An Efficient Scheme of Range Proofs

在区块链系统中,由于交易金额是敏感数据,对金额的隐私保护是一个热点话题,它不仅要求将金额隐藏,而且需要提供该金额在某个公开范围的一个证据,许多研究学者采用承诺方案来隐藏交易金额以及绑定该金额与对应的承诺值,同时该承诺需要一个范围证明用来证明该金额在一个合法的区间内,比如[0, 2^64).迄今为止验证速度最快的范围证明方案是2017年BüNZ B等人提出的Bulletproof方案,该方案已广泛应用于区块链系统中.本文在该方案的基础上通过构造新的多项式承诺方案并结合向量内积承诺方案,提出一种高效的范围证明方案.本文方案无需可信第三方的参与,并且证据生成的时间复杂度约为(1.25n+6.5 log n+4)ct,证据验证的时间复杂度约为(0.5n+4.5 log n+5)ct,而证据的长度为(19+2 log n)cs,这里ct表示椭圆曲线标量乘运算所需的时间, cs表示椭圆曲线点的长度, n为交易金额的比特长度.与目前已知应用在区块链系统的范围证明方案相比,本文方案在证据生成耗时、证据产生长度都相当的情况下,将证据的验证速度达到最优,因而是更加实用的区块链范围证明方案.
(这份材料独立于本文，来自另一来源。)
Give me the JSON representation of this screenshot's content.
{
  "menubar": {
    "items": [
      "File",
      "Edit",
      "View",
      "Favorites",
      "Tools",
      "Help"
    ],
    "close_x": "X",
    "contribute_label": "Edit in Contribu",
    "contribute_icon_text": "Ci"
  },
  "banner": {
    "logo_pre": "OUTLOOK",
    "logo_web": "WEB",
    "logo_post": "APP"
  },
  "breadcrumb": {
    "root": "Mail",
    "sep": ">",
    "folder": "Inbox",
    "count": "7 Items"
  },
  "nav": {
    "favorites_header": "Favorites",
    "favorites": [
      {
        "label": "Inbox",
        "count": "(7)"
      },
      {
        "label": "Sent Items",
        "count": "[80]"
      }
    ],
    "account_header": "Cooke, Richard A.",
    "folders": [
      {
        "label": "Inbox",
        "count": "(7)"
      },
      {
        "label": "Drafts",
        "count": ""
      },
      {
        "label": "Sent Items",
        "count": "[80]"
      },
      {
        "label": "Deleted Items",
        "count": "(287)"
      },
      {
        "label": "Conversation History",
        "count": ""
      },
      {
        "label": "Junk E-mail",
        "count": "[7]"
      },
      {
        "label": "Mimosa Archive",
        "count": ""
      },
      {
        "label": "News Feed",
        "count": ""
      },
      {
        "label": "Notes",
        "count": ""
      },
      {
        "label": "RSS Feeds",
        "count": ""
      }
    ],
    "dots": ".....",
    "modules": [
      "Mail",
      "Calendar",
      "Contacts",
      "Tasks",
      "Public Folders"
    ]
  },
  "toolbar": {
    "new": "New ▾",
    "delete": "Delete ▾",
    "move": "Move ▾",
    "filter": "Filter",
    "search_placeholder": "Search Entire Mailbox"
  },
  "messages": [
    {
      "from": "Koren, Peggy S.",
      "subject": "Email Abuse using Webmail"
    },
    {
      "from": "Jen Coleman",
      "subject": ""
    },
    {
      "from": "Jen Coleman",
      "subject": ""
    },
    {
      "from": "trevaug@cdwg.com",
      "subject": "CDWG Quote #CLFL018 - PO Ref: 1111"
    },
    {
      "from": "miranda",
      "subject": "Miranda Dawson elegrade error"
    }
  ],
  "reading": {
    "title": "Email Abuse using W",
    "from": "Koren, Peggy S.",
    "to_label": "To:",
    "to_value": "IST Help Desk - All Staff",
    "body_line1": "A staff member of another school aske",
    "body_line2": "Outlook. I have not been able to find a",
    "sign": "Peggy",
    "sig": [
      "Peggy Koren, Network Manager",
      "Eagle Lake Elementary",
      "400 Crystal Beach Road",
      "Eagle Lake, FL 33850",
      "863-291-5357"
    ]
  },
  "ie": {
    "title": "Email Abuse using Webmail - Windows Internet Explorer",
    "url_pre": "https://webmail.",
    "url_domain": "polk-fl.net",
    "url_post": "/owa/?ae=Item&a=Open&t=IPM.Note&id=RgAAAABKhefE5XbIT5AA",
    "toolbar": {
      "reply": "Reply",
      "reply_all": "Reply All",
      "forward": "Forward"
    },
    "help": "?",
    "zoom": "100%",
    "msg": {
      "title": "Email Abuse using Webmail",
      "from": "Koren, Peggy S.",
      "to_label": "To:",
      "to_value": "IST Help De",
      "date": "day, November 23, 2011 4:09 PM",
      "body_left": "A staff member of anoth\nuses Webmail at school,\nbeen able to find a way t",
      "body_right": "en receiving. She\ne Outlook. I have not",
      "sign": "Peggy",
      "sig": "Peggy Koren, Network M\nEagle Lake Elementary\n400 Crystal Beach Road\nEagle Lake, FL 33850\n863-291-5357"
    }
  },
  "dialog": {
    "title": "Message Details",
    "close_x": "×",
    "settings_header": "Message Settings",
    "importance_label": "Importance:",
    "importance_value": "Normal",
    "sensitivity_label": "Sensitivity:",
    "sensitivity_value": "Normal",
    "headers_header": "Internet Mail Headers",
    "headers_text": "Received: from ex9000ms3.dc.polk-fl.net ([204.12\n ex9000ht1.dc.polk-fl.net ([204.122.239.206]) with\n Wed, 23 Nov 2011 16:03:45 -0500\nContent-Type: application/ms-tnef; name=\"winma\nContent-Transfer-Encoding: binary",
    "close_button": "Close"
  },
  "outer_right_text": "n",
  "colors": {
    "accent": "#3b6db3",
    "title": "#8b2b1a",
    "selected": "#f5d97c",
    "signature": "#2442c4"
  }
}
In Blockchain system, it is a hot topic for the privacy protection of the transaction amount as the sensitive data. The transaction amount should not only be hidden, but also needs a proof which implies that the amount is in some public range. Many researchers use the commitment scheme to hide the transaction amount and bind it with the corresponding commitment. Meanwhile,the commitment scheme needs a proof to show that the amount is in a legitimate range, e.g. [0, 2^64).So far the most efficient range proof scheme with fast verification speed is the Bulletproofs scheme,which was proposed by BüNZ B et al in 2017 and is now widely used in Blockchain systems. Based on the Bulletproofs scheme, this paper presents an efficient scheme of range proofs by combining the new construction of polynomial commitments with the vector inner-product commitments. The scheme does not need a trusted third party, and the time complexity of proof generation and proof verification are about(1.25 n + 6.5 log n + 4)ct and(0.5 n + 4.5 log n + 5)ct respectively, and the size of the proof is(19 + 2 log n)cs, where ct represents the time complexity of the scalar multiplication of the Elliptic Curve, cs represents the size of the elements of the Elliptic Curve, and n is the binary length of the transaction amount. The time complexity of proof generation and the proof size of the proposed scheme match the current schemes of range proofs used in Blockchain systems, and the time complexity of proof verification is optimal. As a result, the scheme proposed in this paper is more suitable to provide the privacy protection in Blockchain systems.